RNA interference (RNAi) refers to the mechanism of post-transcriptional gene silencing induced by double-stranded RNA. With the development of technology, RNA interference technology has attracted more and more attention from researchers. At present, RNA interference technology has been widely used in nematode gene analysis. Ford et al. analyzed the role of histone-like cysteine protease genes in adult worms of B. malayi by RNA interference. Treatment of male and female adults of B. malayi with Bm-cpl-1 and Bm-cpl-5 of the filarial CPL gene family, or with Bm-cpz-1 dsRNA, resulted in a decrease in the number of microfilariae. Treatment of female uteri with Bm-cpl-5 or Bm-cpl dsRNA and siRNA showed that embryo development was significantly affected, resulting in malformed embryos and different embryo stages. Functional analysis of Caenorhabditis elegans L-type cathepsin (Ce-cpl-1) and Z-type cathepsin (Ce-cpz-1) identifies both genes controlling them as essential in early embryonic development , Ce-cpl-1 plays a regulatory role during vitellin breakdown, and Ce-cpz-1 plays an important role in molting.
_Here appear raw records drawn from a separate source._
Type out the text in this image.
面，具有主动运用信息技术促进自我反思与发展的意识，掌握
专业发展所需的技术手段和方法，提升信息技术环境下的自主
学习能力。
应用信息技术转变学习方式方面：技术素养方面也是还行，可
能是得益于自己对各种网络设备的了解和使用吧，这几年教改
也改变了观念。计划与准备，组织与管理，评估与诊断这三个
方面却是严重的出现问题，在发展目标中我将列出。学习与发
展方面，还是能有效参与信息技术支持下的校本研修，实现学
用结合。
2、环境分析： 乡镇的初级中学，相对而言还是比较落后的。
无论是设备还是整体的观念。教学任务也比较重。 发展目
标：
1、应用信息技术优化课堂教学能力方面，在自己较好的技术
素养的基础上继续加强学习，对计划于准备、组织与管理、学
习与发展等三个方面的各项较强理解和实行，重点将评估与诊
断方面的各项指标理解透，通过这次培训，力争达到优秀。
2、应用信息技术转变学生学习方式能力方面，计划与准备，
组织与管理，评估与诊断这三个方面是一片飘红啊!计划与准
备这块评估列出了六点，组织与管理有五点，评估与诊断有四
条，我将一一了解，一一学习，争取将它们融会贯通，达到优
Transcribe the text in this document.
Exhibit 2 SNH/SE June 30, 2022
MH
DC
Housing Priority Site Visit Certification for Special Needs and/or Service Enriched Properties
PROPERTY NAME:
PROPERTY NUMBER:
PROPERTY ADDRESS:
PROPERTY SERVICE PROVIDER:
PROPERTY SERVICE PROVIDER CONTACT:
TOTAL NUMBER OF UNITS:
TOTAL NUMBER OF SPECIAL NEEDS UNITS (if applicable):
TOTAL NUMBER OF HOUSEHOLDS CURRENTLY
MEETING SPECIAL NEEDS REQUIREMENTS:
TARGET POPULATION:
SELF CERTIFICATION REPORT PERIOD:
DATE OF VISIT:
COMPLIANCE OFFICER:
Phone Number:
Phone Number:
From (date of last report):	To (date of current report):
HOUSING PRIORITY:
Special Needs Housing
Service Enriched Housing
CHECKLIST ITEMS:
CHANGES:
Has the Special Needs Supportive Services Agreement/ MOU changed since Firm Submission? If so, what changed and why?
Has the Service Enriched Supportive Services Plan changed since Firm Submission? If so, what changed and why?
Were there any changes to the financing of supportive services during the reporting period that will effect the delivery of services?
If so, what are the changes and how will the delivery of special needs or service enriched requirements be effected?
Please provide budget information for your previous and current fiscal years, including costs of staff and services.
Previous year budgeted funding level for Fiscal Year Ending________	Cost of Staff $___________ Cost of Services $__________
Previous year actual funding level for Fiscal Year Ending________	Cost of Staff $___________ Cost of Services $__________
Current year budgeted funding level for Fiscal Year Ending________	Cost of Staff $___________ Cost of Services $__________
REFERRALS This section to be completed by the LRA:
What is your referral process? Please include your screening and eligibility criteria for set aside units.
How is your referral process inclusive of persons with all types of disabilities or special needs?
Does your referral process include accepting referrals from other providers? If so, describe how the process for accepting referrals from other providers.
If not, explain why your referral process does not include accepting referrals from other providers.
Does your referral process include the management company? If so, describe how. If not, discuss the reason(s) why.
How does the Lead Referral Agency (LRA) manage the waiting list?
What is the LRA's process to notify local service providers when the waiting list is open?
For the mediation of RNA interference, at present, bacterial-mediated RNAi technology plays an important role in the study of model nematode gene function, and has become the main method for the study of model nematode gene function. At present, the means of RNAi has also become an important method for the gene function of pine wood nematode, but the soaking method is used at present, and the dsRNA synthesized in vitro is soaked in pine wood nematode to analyze the function of the gene. This method has great shortcomings, mainly It is shown that the interference cannot be sustained, and it is extremely unstable. How to realize the stable interference of RNA is also a further goal of the present invention.

Contents of the invention

According to the gaps in the above fields and the needs of pine xylophilus control, the present invention provides a dsRNA carrier that interferes with the expression of Bx-cpl-1 gene and its application in the control and research of pine xylophilus.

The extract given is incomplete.